Psychology and Religion: West and East (The Collected Works of C. G. Jung, Volume 11)

Tao, the undivided, Great One, gives rise to two opposite reality principles, Darkness and Light, yin and yang.

These are at first thought of only as forces of nature apart from man.

Later, the sexual polarities and others as well, are derived from them.

From yin comes Kun, the receptive feminine principle; from yang comes Chien, the creative masculine principle ; from yin comes Ming, life; from yang, Hsing or essence.

Each individual contains a central monad which, at the moment of conception, splits into life and essence, Ming and Hsing.
These two are super-individual principles, and so can be related to Eros and Logos.

In the personal bodily existence of the individual they are represented by two other polarities, a p’o soul (or Anima) and a hun soul (or Animus).

All during the life of the individual these two are in conflict, each striving for mastery.

At death they separate and go different ways.

The anima sinks to earth as Kuei, a ghost-being.

The animus rises and becomes Shen, a revealing spirit or god. Shin may in time return to Tao.

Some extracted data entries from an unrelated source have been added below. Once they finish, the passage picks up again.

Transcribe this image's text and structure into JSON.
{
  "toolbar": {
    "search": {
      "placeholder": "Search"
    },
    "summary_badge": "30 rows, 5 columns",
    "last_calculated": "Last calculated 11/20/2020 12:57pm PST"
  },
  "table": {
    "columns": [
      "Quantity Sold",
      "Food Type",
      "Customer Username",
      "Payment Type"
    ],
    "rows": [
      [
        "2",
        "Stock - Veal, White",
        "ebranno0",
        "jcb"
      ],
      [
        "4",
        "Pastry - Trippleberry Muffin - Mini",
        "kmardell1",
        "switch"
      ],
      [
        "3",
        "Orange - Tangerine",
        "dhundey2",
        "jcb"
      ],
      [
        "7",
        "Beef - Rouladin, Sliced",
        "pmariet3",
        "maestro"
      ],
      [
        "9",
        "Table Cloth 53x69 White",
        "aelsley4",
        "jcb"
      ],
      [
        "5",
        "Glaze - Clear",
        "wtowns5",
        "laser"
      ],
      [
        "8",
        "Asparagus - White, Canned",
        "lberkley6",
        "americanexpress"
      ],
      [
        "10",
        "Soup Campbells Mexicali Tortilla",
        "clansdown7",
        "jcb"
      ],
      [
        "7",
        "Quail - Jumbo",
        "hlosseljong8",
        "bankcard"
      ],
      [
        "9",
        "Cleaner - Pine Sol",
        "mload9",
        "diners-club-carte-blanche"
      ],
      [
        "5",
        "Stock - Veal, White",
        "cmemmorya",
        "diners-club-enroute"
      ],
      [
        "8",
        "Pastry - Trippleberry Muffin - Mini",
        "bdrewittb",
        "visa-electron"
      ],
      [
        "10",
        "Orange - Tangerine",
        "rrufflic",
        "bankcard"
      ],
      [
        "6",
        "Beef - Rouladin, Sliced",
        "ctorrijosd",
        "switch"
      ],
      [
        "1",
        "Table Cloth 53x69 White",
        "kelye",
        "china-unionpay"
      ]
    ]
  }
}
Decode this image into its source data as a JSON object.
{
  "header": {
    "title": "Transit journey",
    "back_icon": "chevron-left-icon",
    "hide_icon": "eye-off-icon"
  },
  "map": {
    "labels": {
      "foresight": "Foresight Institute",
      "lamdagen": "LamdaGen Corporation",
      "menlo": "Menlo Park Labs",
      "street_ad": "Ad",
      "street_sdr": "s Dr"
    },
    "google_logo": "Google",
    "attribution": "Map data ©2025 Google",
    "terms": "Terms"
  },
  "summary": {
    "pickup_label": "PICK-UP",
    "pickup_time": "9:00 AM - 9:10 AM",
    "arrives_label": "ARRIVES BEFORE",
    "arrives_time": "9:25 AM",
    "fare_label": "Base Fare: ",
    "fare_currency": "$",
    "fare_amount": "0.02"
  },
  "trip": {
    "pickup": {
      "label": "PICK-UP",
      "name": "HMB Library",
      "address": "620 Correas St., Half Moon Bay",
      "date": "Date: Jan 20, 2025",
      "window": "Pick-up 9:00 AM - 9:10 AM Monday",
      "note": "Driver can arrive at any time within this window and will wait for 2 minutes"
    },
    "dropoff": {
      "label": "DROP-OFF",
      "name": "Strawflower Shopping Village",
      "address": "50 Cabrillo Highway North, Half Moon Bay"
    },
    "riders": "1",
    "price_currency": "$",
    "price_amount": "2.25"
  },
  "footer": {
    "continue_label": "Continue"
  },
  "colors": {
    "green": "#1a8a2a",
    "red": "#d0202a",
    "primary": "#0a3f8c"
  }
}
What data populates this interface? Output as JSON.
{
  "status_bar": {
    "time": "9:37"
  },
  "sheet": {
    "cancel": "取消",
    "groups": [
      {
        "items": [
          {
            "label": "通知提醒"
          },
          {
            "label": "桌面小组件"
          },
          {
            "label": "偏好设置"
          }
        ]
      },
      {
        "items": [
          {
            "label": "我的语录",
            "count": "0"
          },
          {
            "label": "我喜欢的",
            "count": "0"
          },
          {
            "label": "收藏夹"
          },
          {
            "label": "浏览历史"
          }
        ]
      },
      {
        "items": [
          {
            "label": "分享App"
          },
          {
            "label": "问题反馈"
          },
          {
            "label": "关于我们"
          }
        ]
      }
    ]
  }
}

If the life-forces flow downward, that is, without let or hindrance into the outer world, the anima is victorious over the animus; no “spirit body” or “Golden Flower” is developed, and, at death, the ego is lost.

If the life-forces are led through the “backward-flowing” process, that is, conserved, and made to “rise” instead of allowed to dissipate, the animus has been victorious, and the ego persists after death. It is then possessed of shin, the revealing spirit.

A man who holds to the way of conservation all through life may reach the stage of the “Golden Flower” which then frees the ego from the conflict of the opposites, and it again becomes part of Tao, the undivided, Great One. ~Richard Wilhelm, The Secret of the Golden Flower.